Выбрать главу

Почему Михаил так отрицательно относится к идее усыновить детдомовского ребенка или взять на воспитание малютку? Господи, она умолила бы любые строгие комиссии, умаслила их, завалила подарками, одела в самые роскошные одежды и обула так, как им и не снилось, — только дайте ей прижимать к сердцу теплый, пахнущий молоком комочек, дайте слышать рядом с собой тихое детское дыхание! Но муж как отрубил — только свои, денег не жалей! Уж она ли жалела? И вместе они уже ходили по врачам, выслушав страшный приговор — Михаил здоров, а она больна.

Как ее Миша был заботлив и предупредителен, как убивался, сколько сил приложил, чтобы помочь, — всех друзей и знакомых поднял на ноги, подключил все связи, чтобы она могла попасть к выдающимся светилам на консультации, лечь для лечения в закрытые клиники, летать к легендарным знахарям, но все оказалось впустую. Тлела еще надежда, поскольку без нее не может жить человек и чахнет от горя, слабеет перед невзгодами, но постепенно Котенев как-то успокоился, замкнулся в себе, практически перестал говорить на темы о детях, и все отчетливее засквозил между ними пока едва заметный холодок отчуждения. Но разве любящая женщина не сможет уловить начало конца по мимолетному взгляду, движению руки, ласкающему ее тело не так, как раньше, а привычно-равнодушно выполняя супружескую обязанность, делающуюся все более тягостной.

А еще сидит занозой другая боль, свившая себе гнездо в душе, — брат Виталий. Случившееся с ним Лида считала трагическим стечением обстоятельств и не могла примириться с услышанным на суде — нет, ее брат не такой!
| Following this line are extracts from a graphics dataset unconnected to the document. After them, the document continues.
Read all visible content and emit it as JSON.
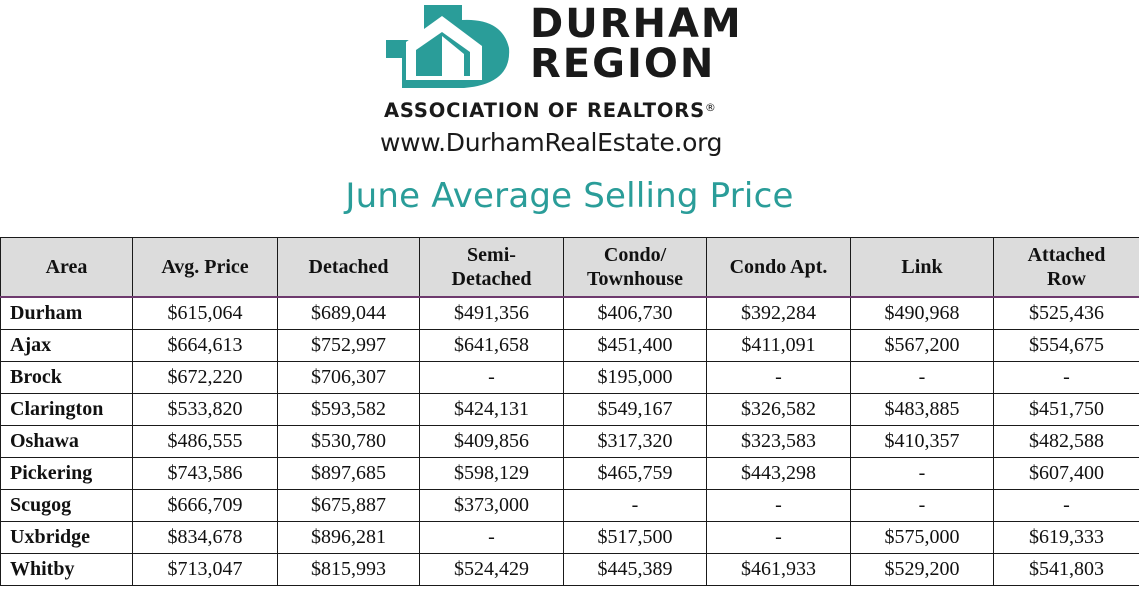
{
  "header": {
    "logo_line1": "DURHAM",
    "logo_line2": "REGION",
    "association": "ASSOCIATION OF REALTORS",
    "registered_mark": "®",
    "website": "www.DurhamRealEstate.org",
    "title": "June Average Selling Price"
  },
  "colors": {
    "accent_teal": "#2a9d99",
    "header_bg": "#dcdcdc",
    "header_rule": "#6e3a6e"
  },
  "table": {
    "columns": [
      [
        "Area"
      ],
      [
        "Avg. Price"
      ],
      [
        "Detached"
      ],
      [
        "Semi-",
        "Detached"
      ],
      [
        "Condo/",
        "Townhouse"
      ],
      [
        "Condo Apt."
      ],
      [
        "Link"
      ],
      [
        "Attached",
        "Row"
      ]
    ],
    "rows": [
      [
        "Durham",
        "$615,064",
        "$689,044",
        "$491,356",
        "$406,730",
        "$392,284",
        "$490,968",
        "$525,436"
      ],
      [
        "Ajax",
        "$664,613",
        "$752,997",
        "$641,658",
        "$451,400",
        "$411,091",
        "$567,200",
        "$554,675"
      ],
      [
        "Brock",
        "$672,220",
        "$706,307",
        "-",
        "$195,000",
        "-",
        "-",
        "-"
      ],
      [
        "Clarington",
        "$533,820",
        "$593,582",
        "$424,131",
        "$549,167",
        "$326,582",
        "$483,885",
        "$451,750"
      ],
      [
        "Oshawa",
        "$486,555",
        "$530,780",
        "$409,856",
        "$317,320",
        "$323,583",
        "$410,357",
        "$482,588"
      ],
      [
        "Pickering",
        "$743,586",
        "$897,685",
        "$598,129",
        "$465,759",
        "$443,298",
        "-",
        "$607,400"
      ],
      [
        "Scugog",
        "$666,709",
        "$675,887",
        "$373,000",
        "-",
        "-",
        "-",
        "-"
      ],
      [
        "Uxbridge",
        "$834,678",
        "$896,281",
        "-",
        "$517,500",
        "-",
        "$575,000",
        "$619,333"
      ],
      [
        "Whitby",
        "$713,047",
        "$815,993",
        "$524,429",
        "$445,389",
        "$461,933",
        "$529,200",
        "$541,803"
      ]
    ]
  }
}
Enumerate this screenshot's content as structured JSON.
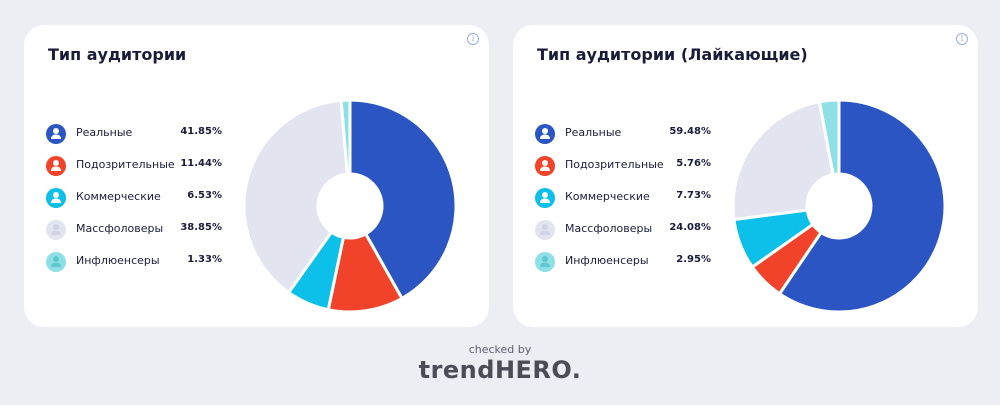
{
  "colors": {
    "real": "#2a55c2",
    "suspicious": "#f0432a",
    "commercial": "#0cc0ea",
    "massfollowers": "#e2e4f0",
    "influencers": "#8ee0e6"
  },
  "chart_data": [
    {
      "type": "pie",
      "title": "Тип аудитории",
      "categories": [
        "Реальные",
        "Подозрительные",
        "Коммерческие",
        "Массфоловеры",
        "Инфлюенсеры"
      ],
      "values": [
        41.85,
        11.44,
        6.53,
        38.85,
        1.33
      ],
      "value_labels": [
        "41.85%",
        "11.44%",
        "6.53%",
        "38.85%",
        "1.33%"
      ],
      "legend_position": "left",
      "donut": true
    },
    {
      "type": "pie",
      "title": "Тип аудитории (Лайкающие)",
      "categories": [
        "Реальные",
        "Подозрительные",
        "Коммерческие",
        "Массфоловеры",
        "Инфлюенсеры"
      ],
      "values": [
        59.48,
        5.76,
        7.73,
        24.08,
        2.95
      ],
      "value_labels": [
        "59.48%",
        "5.76%",
        "7.73%",
        "24.08%",
        "2.95%"
      ],
      "legend_position": "left",
      "donut": true
    }
  ],
  "info_icon": "info-icon",
  "footer": {
    "checked_by": "checked by",
    "brand": "trendHERO."
  }
}
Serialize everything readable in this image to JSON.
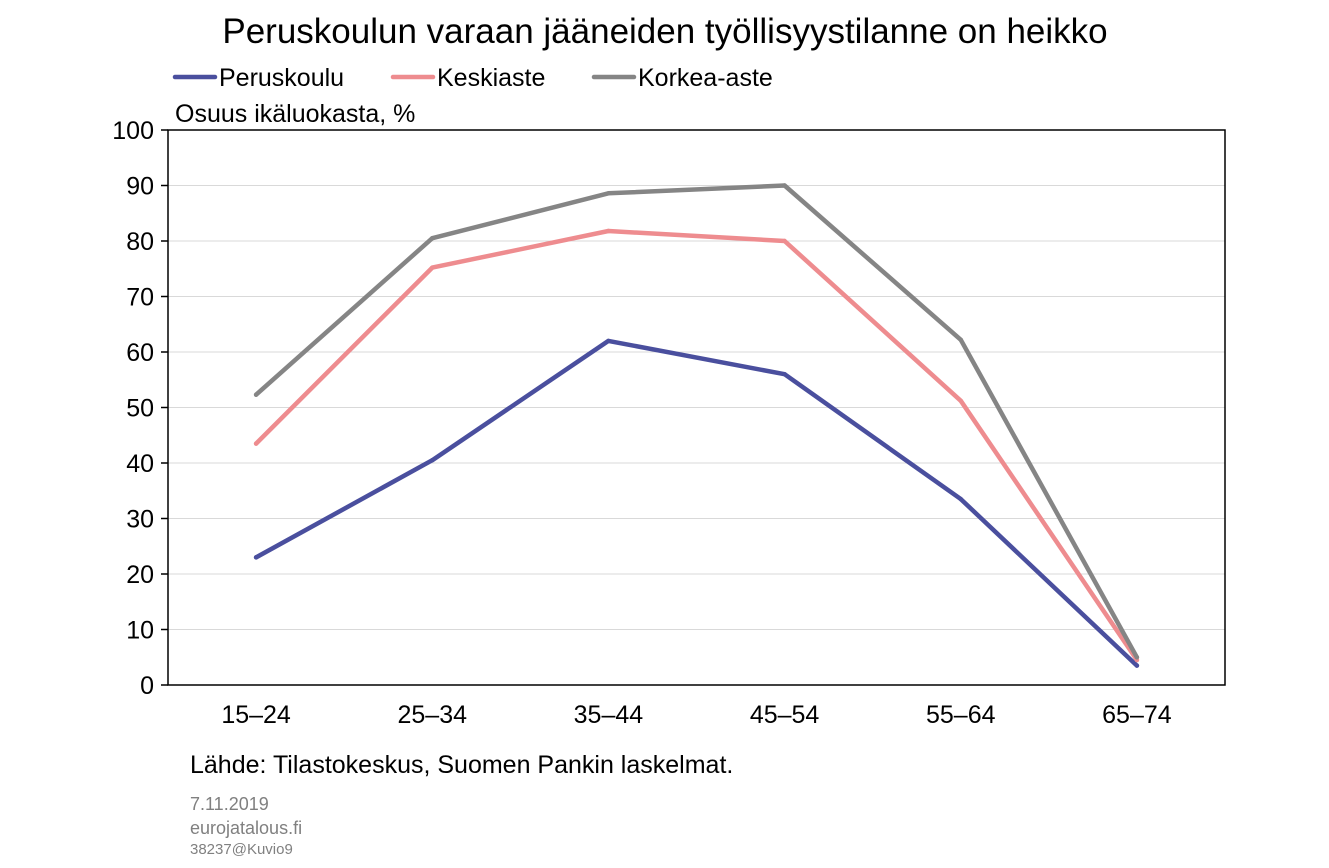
{
  "chart_data": {
    "type": "line",
    "title": "Peruskoulun varaan jääneiden työllisyystilanne on heikko",
    "ylabel": "Osuus ikäluokasta, %",
    "xlabel": "",
    "categories": [
      "15–24",
      "25–34",
      "35–44",
      "45–54",
      "55–64",
      "65–74"
    ],
    "ylim": [
      0,
      100
    ],
    "yticks": [
      0,
      10,
      20,
      30,
      40,
      50,
      60,
      70,
      80,
      90,
      100
    ],
    "grid": true,
    "legend_position": "top-left",
    "series": [
      {
        "name": "Peruskoulu",
        "color": "#4a4f9e",
        "values": [
          23,
          40.5,
          62,
          56,
          33.5,
          3.5
        ]
      },
      {
        "name": "Keskiaste",
        "color": "#ee8c8f",
        "values": [
          43.5,
          75.2,
          81.8,
          80,
          51.2,
          4.5
        ]
      },
      {
        "name": "Korkea-aste",
        "color": "#858585",
        "values": [
          52.3,
          80.5,
          88.6,
          90,
          62.2,
          5
        ]
      }
    ]
  },
  "source": "Lähde: Tilastokeskus, Suomen Pankin laskelmat.",
  "footer": {
    "date": "7.11.2019",
    "site": "eurojatalous.fi",
    "code": "38237@Kuvio9"
  }
}
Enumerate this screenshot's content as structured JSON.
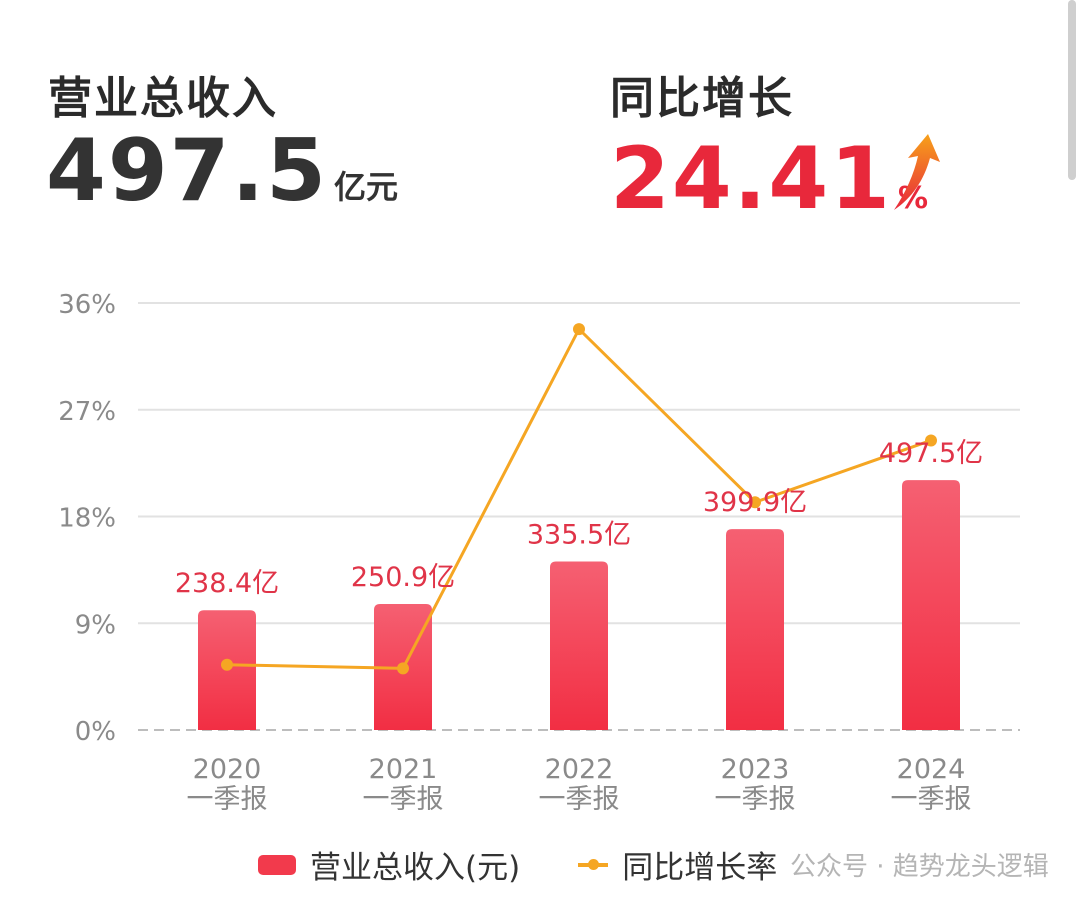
{
  "kpis": {
    "revenue": {
      "label": "营业总收入",
      "value": "497.5",
      "unit": "亿元"
    },
    "growth": {
      "label": "同比增长",
      "value": "24.41",
      "unit": "%"
    }
  },
  "chart_data": {
    "type": "bar",
    "categories": [
      [
        "2020",
        "一季报"
      ],
      [
        "2021",
        "一季报"
      ],
      [
        "2022",
        "一季报"
      ],
      [
        "2023",
        "一季报"
      ],
      [
        "2024",
        "一季报"
      ]
    ],
    "series": [
      {
        "name": "营业总收入(元)",
        "type": "bar",
        "values": [
          238.4,
          250.9,
          335.5,
          399.9,
          497.5
        ],
        "labels": [
          "238.4亿",
          "250.9亿",
          "335.5亿",
          "399.9亿",
          "497.5亿"
        ],
        "color": "#f23a4c"
      },
      {
        "name": "同比增长率",
        "type": "line",
        "values": [
          5.5,
          5.2,
          33.8,
          19.2,
          24.41
        ],
        "color": "#f5a623"
      }
    ],
    "yaxis_ticks": [
      "0%",
      "9%",
      "18%",
      "27%",
      "36%"
    ],
    "ylim": [
      0,
      36
    ],
    "grid": true,
    "legend": "bottom"
  },
  "watermark": "公众号 · 趋势龙头逻辑"
}
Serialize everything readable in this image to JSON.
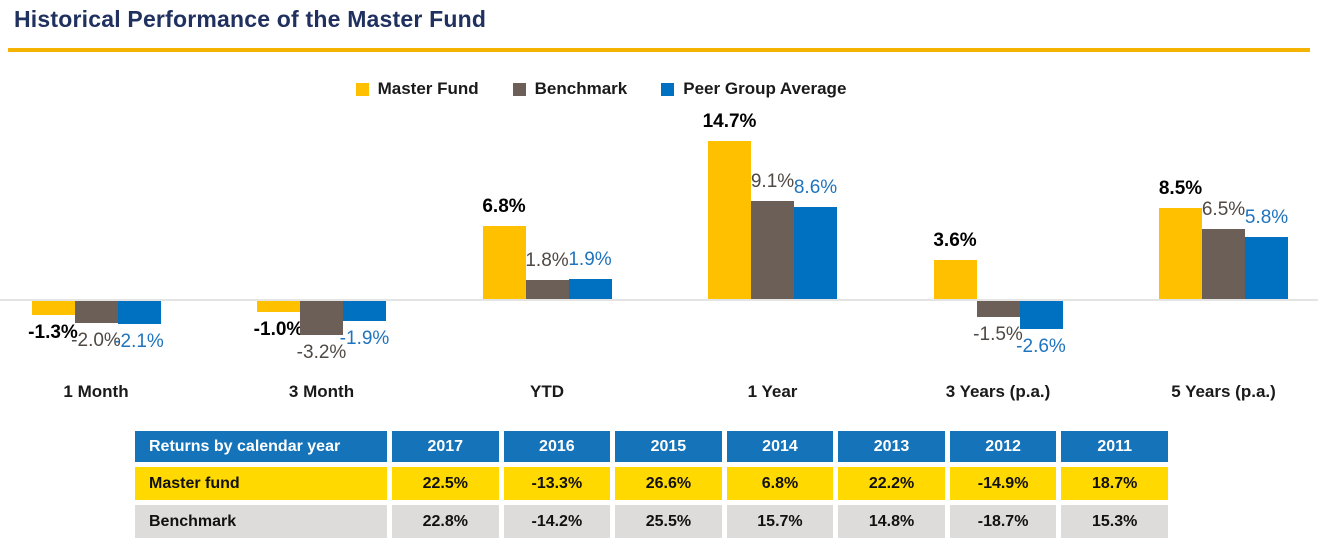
{
  "page": {
    "title": "Historical Performance of the Master Fund"
  },
  "colors": {
    "title_navy": "#20305F",
    "rule_gold": "#F3B300",
    "master_fund_bar": "#FFC000",
    "benchmark_bar": "#6B5F58",
    "peer_bar": "#0070C0",
    "benchmark_label_text": "#4F4843",
    "peer_label_text": "#1F74BE",
    "table_header_blue": "#1573BA",
    "table_master_row_yellow": "#FFD900",
    "table_benchmark_row_gray": "#DEDCDA",
    "baseline_gray": "#E4E4E4"
  },
  "chart_data": {
    "type": "bar",
    "title": "Historical Performance of the Master Fund",
    "categories": [
      "1 Month",
      "3 Month",
      "YTD",
      "1 Year",
      "3 Years (p.a.)",
      "5 Years (p.a.)"
    ],
    "series": [
      {
        "name": "Master Fund",
        "color": "#FFC000",
        "label_color": "#000000",
        "label_bold": true,
        "values": [
          -1.3,
          -1.0,
          6.8,
          14.7,
          3.6,
          8.5
        ]
      },
      {
        "name": "Benchmark",
        "color": "#6B5F58",
        "label_color": "#4F4843",
        "label_bold": false,
        "values": [
          -2.0,
          -3.2,
          1.8,
          9.1,
          -1.5,
          6.5
        ]
      },
      {
        "name": "Peer Group Average",
        "color": "#0070C0",
        "label_color": "#1F74BE",
        "label_bold": false,
        "values": [
          -2.1,
          -1.9,
          1.9,
          8.6,
          -2.6,
          5.8
        ]
      }
    ],
    "value_suffix": "%",
    "value_decimals": 1,
    "xlabel": "",
    "ylabel": "",
    "ylim": [
      -4,
      16
    ],
    "grid": false,
    "axis_line": "zero baseline only, light gray",
    "legend_position": "top-center",
    "data_labels": "outside end"
  },
  "table": {
    "header_label": "Returns by calendar year",
    "years": [
      "2017",
      "2016",
      "2015",
      "2014",
      "2013",
      "2012",
      "2011"
    ],
    "rows": [
      {
        "label": "Master fund",
        "values": [
          "22.5%",
          "-13.3%",
          "26.6%",
          "6.8%",
          "22.2%",
          "-14.9%",
          "18.7%"
        ]
      },
      {
        "label": "Benchmark",
        "values": [
          "22.8%",
          "-14.2%",
          "25.5%",
          "15.7%",
          "14.8%",
          "-18.7%",
          "15.3%"
        ]
      }
    ]
  }
}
Все попытки уговорить мужа помочь, попросить друзей вступиться, понять, что Виталик ей не только младший брат, что она перенесла на него, как и на Мишу, всю свою, не растраченную материнством, любовь, заканчивались неудачей. Котенев занял жесткую позицию: он отмалчивался, мягко отнекивался, а когда Лида начинала проявлять настойчивость и доставала его, стремился под любым предлогом закончить неприятный разговор.

Глядя, как Михаил, зажав в выхоленных пальцах тонкую позолоченную ложечку, мешает в чашке чай, Лида сказала:

— Вчера Виталик письмо прислал, — сказала и напряглась, ожидая ответной реакции мужа.

К ее удивлению, он воспринял начало очередного разговора достаточно спокойно.

— Что же он пишет из отдаленных мест? — опять подтягивая к себе газету, иронично хмыкнул Котенев. — Дают ему наконец свидание? Поедешь? Только скажи заранее, я позвоню, закажу билеты, а то потом не выберешься из этой глуши или придется тащиться на каком-нибудь скотовозе, в грязи и холоде.

— Нет, свидания ему по-прежнему не дают. — Лида почувствовала, что начинает заводиться: почему Михаил ерничает? Вот цена его благодушия — насмешка! Он насмехается над ней, над несчастным Виталием. Какая жестокость. Неужели нельзя наконец понять другого человека, принять, как свои, его страдания? Не чужой же ему Виталик, в конце концов?! — Я столько раз тебя просила, умоляла, — губы ее начали кривиться и дрожать, хотя она старалась сдерживаться, но его насмешливое равнодушие выбивало из колеи, — неужели ты не можешь ему помочь? Или не хочешь? Даже церковников пускают в больницы и тюрьмы, проявлять милосердие к несчастным…

— Ну-ну, этого еще не хватало. — Котенев отодвинул чашку и нахмурился. — Перестань реветь, слышишь?

Лида отвернулась, вытащила из кармана фартучка платок и промокнула глаза. Может быть, слезы помогут разжалобить Мишу и добиться своего?

Муж встал из-за стола, прошелся по кухне, заложив руки за спину. Остановившись за стулом жены, положил ладони на ее вздрагивающие плечи:

— Ну, перестань, Лидушка, полно. Я всегда ему твердил, что надо быть порядочным человеком.

— Ты же знаешь, Миша, он не виноват. — Она слегка потерлась щекой о его руку, и Котенев почувствовал, как на тыльную сторону ладони упала горячая слезинка.

Лида снова прерывисто всхлипнула и подняла к нему зареванное лицо с потеками туши на щеках. Котенев досадливо поморщился и убрал руки, украдкой вытерев то место, куда упала слезинка, о пижамную куртку.

— Ну, знаешь ли, — он опять начал мерить кухню шагами, — связаться с валютой?! Извини, но зачем надо было шастать по городу, добывать эти грязные бумажки, чтобы перепродать их неизвестно кому, какому-то Зозуле… Впрочем, теперь известно — такому же нечистоплотному проходимцу, только иной породы.